Sales of asset-backed securities, such as collateralized debt obligations, have declined during the worst financial crisis since the Great Depression, curbing demand for the services of Moody’s and rival Standard & Poor’s, the two-biggest rating companies. S&P’s parent McGraw-Hill Cos. reported yesterday that revenue at its credit-market services unit fell by 9.9 percent, and that it cut its sales forecast for 2009.
“We saw issuance of certain types of securities, mainly CDOs and asset-backed debt, fall dramatically in 2008 and it has not picked up this year,” said Juan Esteban Valencia, a credit strategist at Societe Generale SA in London. Credit raters “will no doubt be reorienting their business models to fit this new credit environment, where issuance of investment-grade bonds is at very good levels, but structured products are minimal.”
Moody’s revenue declined 8 percent to $450.7 million, the ratings company said. The firm raised its forecast for 2009 earnings to $1.45 to $1.55 a share, compared with $1.87 in 2008. Moody’s forecast earnings per share of $1.40 to $1.50 when it reported its first quarter results. Analysts anticipated adjusted earnings per share of $1.56, according to the Bloomberg survey.
Shares Fall
Moody’s, led by Chief Executive Officer Raymond McDaniel, fell 85 cents, or 3.1 percent to $26.77 as of 10:34 a.m. in New York Stock Exchange composite trading. Shares of McGraw-Hill, which reported a 23 percent drop in its second-quarter profit yesterday, fell 70 cents, or 2.1 percent, to $32.40.
Warren Buffett’s Berkshire Hathaway Inc., Moody’s largest shareholder, disclosed in a regulatory filing last week that it cut its stake in the firm by 17 percent by selling about 8 million shares. Omaha, Nebraska-based Berkshire remains Moody’s largest shareholder, according to data compiled by Bloomberg.
Moody’s, S&P and Fitch Ratings have been criticized by investors and lawmakers including Senate Banking Committee Chairman Christopher Dodd, who has said the companies wrongly assigned top credit rankings to U.S. subprime-mortgage bonds just before that market collapsed in 2007.
Buffett himself has said Moody’s damaged its brand as ratings proved inaccurate. Moody’s shares have tumbled from a peak of $74.84 in February 2007.
Investment Grade
Some areas of the market for bond issuance have rebounded in the first half of the year. Investment-grade companies in the U.S. issued a record $683 billion of bonds through June, 26 percent more than in the same period of 2008, according to data compiled by Bloomberg. Sales of junk bonds, those rated lower than Baa3 by Moody’s and BBB- by S&P, climbed 23 percent to $61.7 billion in the first six months of 2009, the data show.
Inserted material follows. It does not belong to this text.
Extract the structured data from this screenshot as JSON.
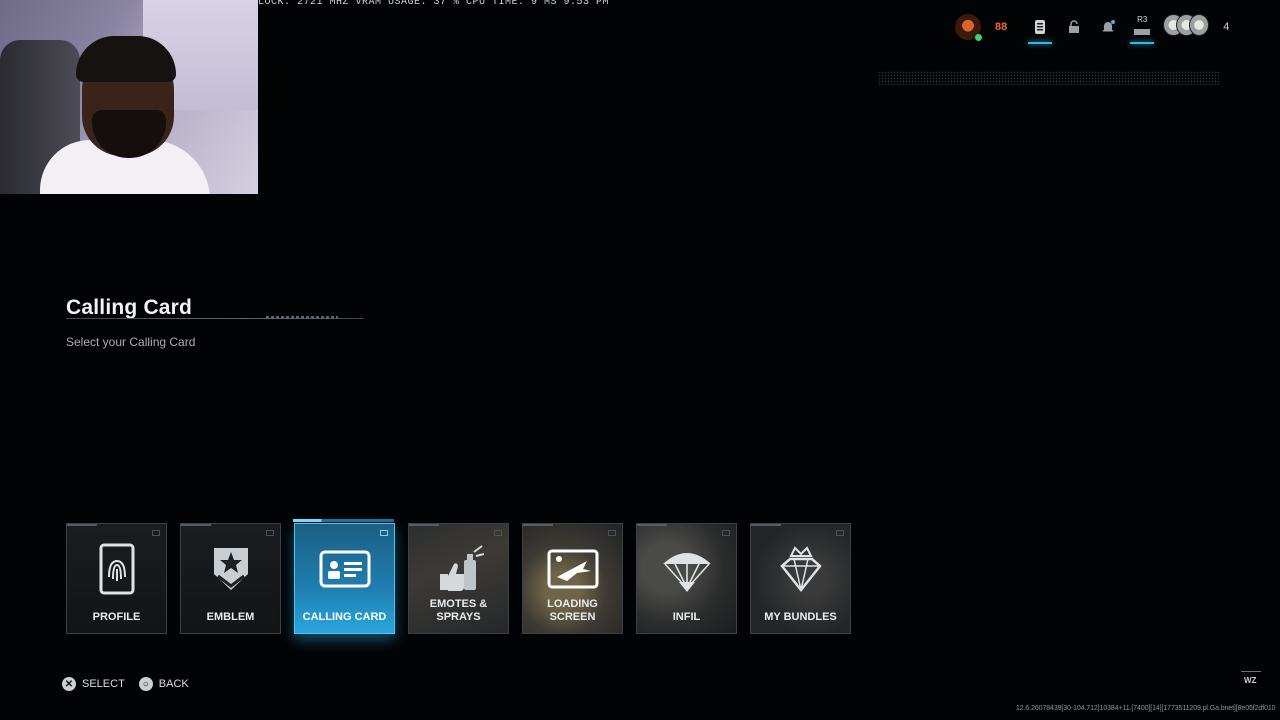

“Corporate finance has been better, but the real wild card is structured finance,” said Edward Atorino, an analyst at Benchmark Co. in New York, who recommends investors buy Moody’s stock and anticipated earnings of 36 cents a share.
As a result of the increased corporate issuance, McGraw- Hill said it now expects transaction revenue at its S&P unit to show a “mid-single digit decline” in 2009, compared with previous expectations of a 10 percent to 12 percent drop.
‘Thaw’ Signs
“There were signs of a thaw in this year’s second quarter,” McGraw-Hill Chief Executive Officer Terry McGraw said on a conference call with analysts yesterday. “There is a greater willingness of investors to take on some risk. That trend undoubtedly contributed to the 82.6 percent increase in U.S. speculative-grade issuance in the second quarter.”
Creation of asset-backed securities including auto-loan bonds and credit-card debt slumped 44 percent to $76.6 billion in the first half of this year, Bloomberg data show.
“The outlook for structured finance for the rest of the year remains uncertain,” McGraw said on the call. “Even though the structured finance market declined again in the U.S. and in Europe, the impact of the corporate activity on S&P’s credit market services transaction revenue was significant.”
McGraw-Hill shares climbed 43 percent this year through yesterday, and Moody’s was up 37 percent.